So came the Wolfings and their fellows up to the dwellings of the northernmost kindred, who were called the Daylings, and bore on their banner the image of the rising sun. Thereabout was the Mark somewhat more hilly and broken than in the Mid-mark, so that the Great Roof of the Daylings, which was a very big house, stood on a hillock whose sides had been cleft down sheer on all sides save one (which was left as a bridge) by the labour of men, and it was a very defensible place.
Thereon were now gathered round about the Roof all the stay-at-homes of the kindred, who greeted with joyous cries the men-at-arms as they passed.
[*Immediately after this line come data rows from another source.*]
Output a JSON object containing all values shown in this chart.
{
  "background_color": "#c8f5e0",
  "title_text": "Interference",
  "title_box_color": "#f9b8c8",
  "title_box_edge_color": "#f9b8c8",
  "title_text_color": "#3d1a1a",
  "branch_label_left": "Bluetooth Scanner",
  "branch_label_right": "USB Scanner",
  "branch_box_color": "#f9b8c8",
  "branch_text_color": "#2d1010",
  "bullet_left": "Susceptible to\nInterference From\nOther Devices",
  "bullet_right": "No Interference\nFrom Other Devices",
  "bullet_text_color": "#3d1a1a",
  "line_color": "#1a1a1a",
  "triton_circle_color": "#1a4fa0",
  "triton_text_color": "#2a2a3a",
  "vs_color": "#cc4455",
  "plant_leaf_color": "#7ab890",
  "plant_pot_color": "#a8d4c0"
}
Albeit one very old man, who sat in a chair near to the edge of the sheer hill looking on the war array, when he saw the Wolfing banner draw near, stood up to gaze on it, and then shook his head sadly, and sank back again into his chair, and covered his face with his hands: and when the folk saw that, a silence bred of the coldness of fear fell on them, for that elder was deemed a foreseeing man.
But as those three fellows, of whose talk of yesterday the tale has told, drew near and beheld what the old carle did (for they were riding together this day also) the Beaming man laid his hand on Wolfkettle’s rein and said:
“Lo you, neighbour, if thy Vala hath seen nought, yet hath this old man seen somewhat, and that somewhat even as the little lad saw it. Many a mother’s son shall fall before the Welshmen.”
But Wolfkettle shook his rein free, and his face reddened as of one who is angry, yet he kept silence, while the Elking said:
“Let be, Toti! for he that lives shall tell the tale to the foreseers, and shall make them wiser than they are to-day.”
Then laughed Toti, as one who would not be thought to be too heedful of the morrow. But Wolfkettle brake out into speech and rhyme, and said:
“O warriors, the Wolfing kindred shall live or it shall die;
And alive it shall be as the oak-tree when the summer storm goes by;
But dead it shall be as its bole, that they hew for the corner-post
Of some fair and mighty folk-hall, and the roof of a war-fain host.”
So therewith they rode their ways past the abode of the Daylings.
Straight to the wood went all the host, and so into it by a wide way cleft through the thicket, and in some thirty minutes they came thereby into a great wood-lawn cleared amidst of it by the work of men’s hands. There already was much of the host gathered, sitting or standing in a great ring round about a space bare of men, where amidmost rose a great mound raised by men’s hands and wrought into steps to be the sitting-places of the chosen elders and chief men of the kindred; and atop the mound was flat and smooth save for a turf bench or seat that went athwart it whereon ten men might sit.